Saturday, April 13, 2019

Contend for the Faith


Jude 3-7 (NIV): Dear friends, although I was very eager to write to you about the salvation we share, I felt compelled to write and urge you to contend for the faith that was once for all entrusted to God’s holy people. For certain individuals whose condemnation was written about long ago have secretly slipped in among you. They are ungodly people, who pervert the grace of our God into a license for immorality and deny Jesus Christ our only Sovereign and Lord. Though you already know all this, I want to remind you that the Lord at one time delivered his people out of Egypt, but later destroyed those who did not believe. And the angels who did not keep their positions of authority but abandoned their proper dwelling—these he has kept in darkness, bound with everlasting chains for judgment on the great Day. In a similar way, Sodom and Gomorrah and the surrounding towns gave themselves up to sexual immorality and perversion. They serve as an example of those who suffer the punishment of eternal fire.

    Jude was Jesus’ little brother (Matthew 13:55). He was not a believer until after he saw Jesus resurrected from the dead. But, after seeing Jesus back alive, he and his brother, James, believed that Jesus was who he said he was, and both became leaders in the church.
    He wanted to write this letter to celebrate the salvation that Jesus offers. That is what he was excited about. He was eager to discuss it, but felt compelled, instead, to encourage the readers to contend for the faith. To contend for the faith is to fight for it – to stand up for and defend it.
    False teaching was already creeping into the church, and Jude knew it had to be nipped in the bud. The Gnostics were teaching that all flesh was bad and so it didn’t matter if they used their bodies for illicit sexual pleasure because of this. Others may have been teaching that, since we are saved, it doesn’t matter how we behave. Jude knew that type of teaching could ruin Christianity in its infancy. He knew it would be up to the church to stand against such bad teaching. And it still is. God is holy and demands holiness from his children. Yes, we can be forgiven of any sin, but we must never teach that sin is okay with God.
    And Jesus must be preached as God in the flesh, the Messiah, the only way to heaven. Anything short of this is heresy.
    God destroyed whole cities for sexual perversion, and God is punishing angels who disobeyed him.

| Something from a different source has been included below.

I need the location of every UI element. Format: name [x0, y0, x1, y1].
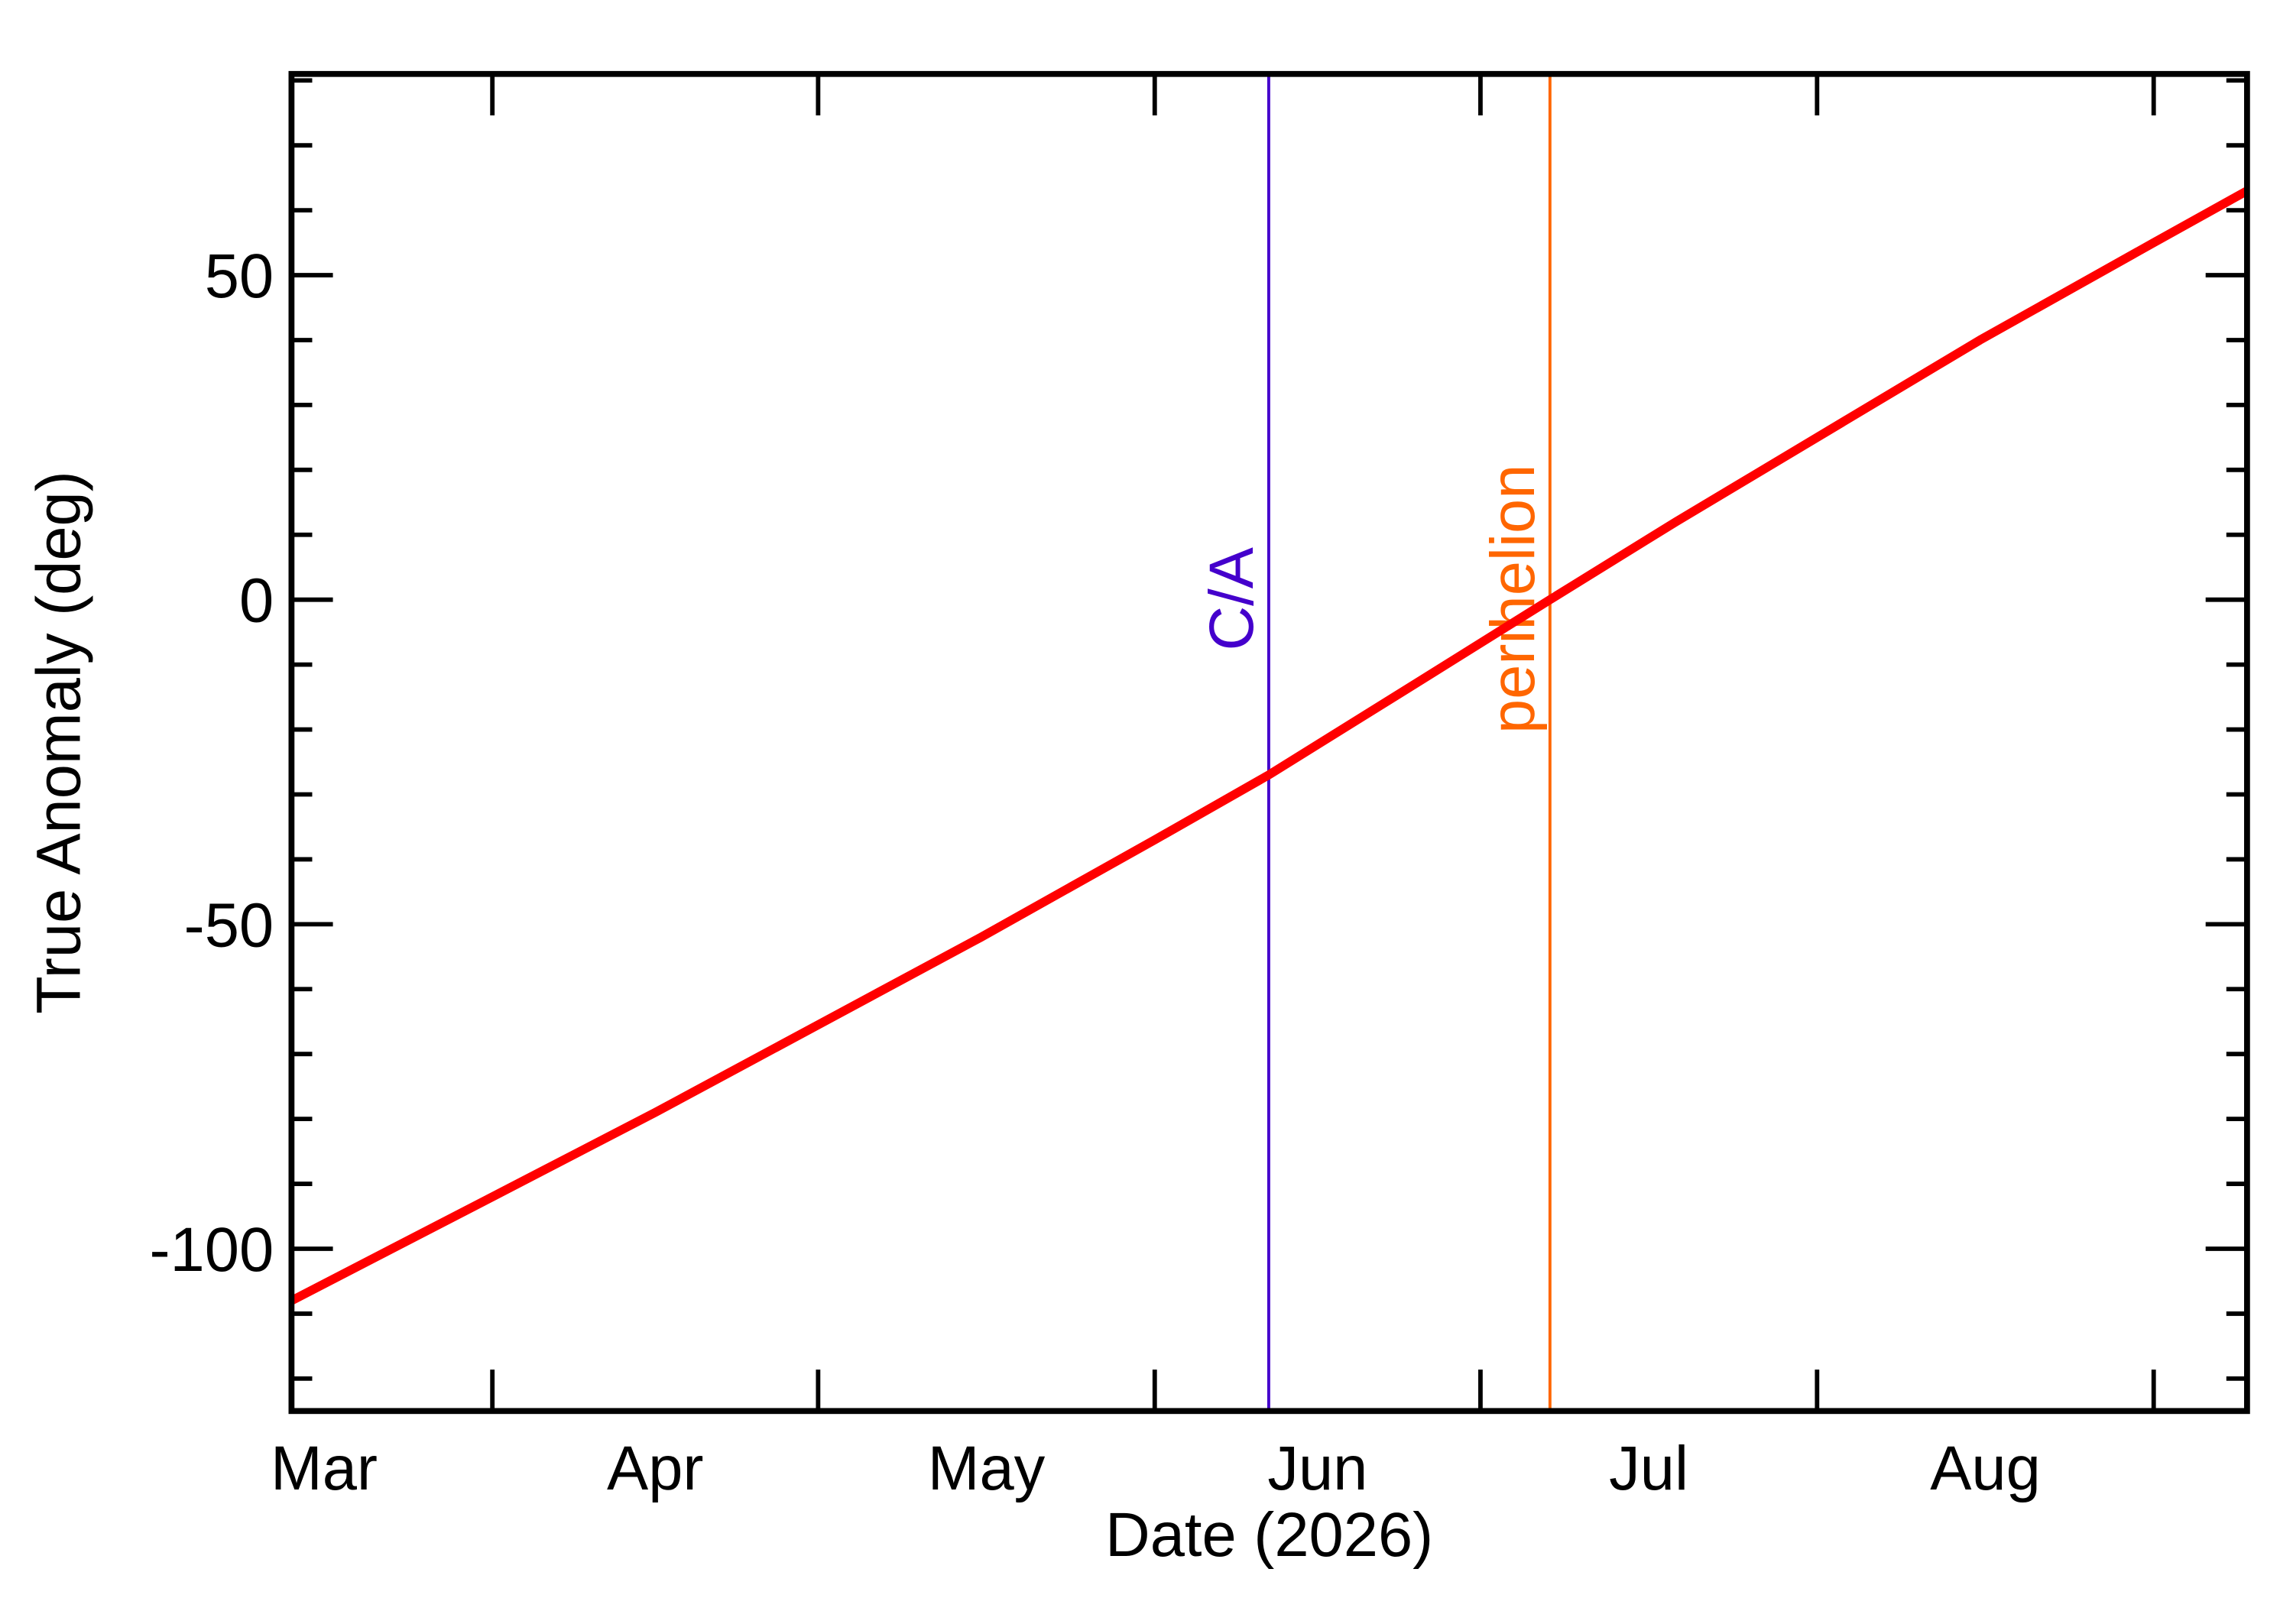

We must understand that God takes sin seriously and does not leave it unpunished.
    Jude reminds us that, even though God rescued the Israelites from slavery in Egypt, he let them die in the desert because they didn’t trust him. The majority of Israelites (except for Joshua and Caleb…) stated that God could not see them through to the Promised Land. God could see unbelief in their hearts and he let them die because of it. Only belief in Jesus for salvation saves us, and the church must continue to teach this until he returns.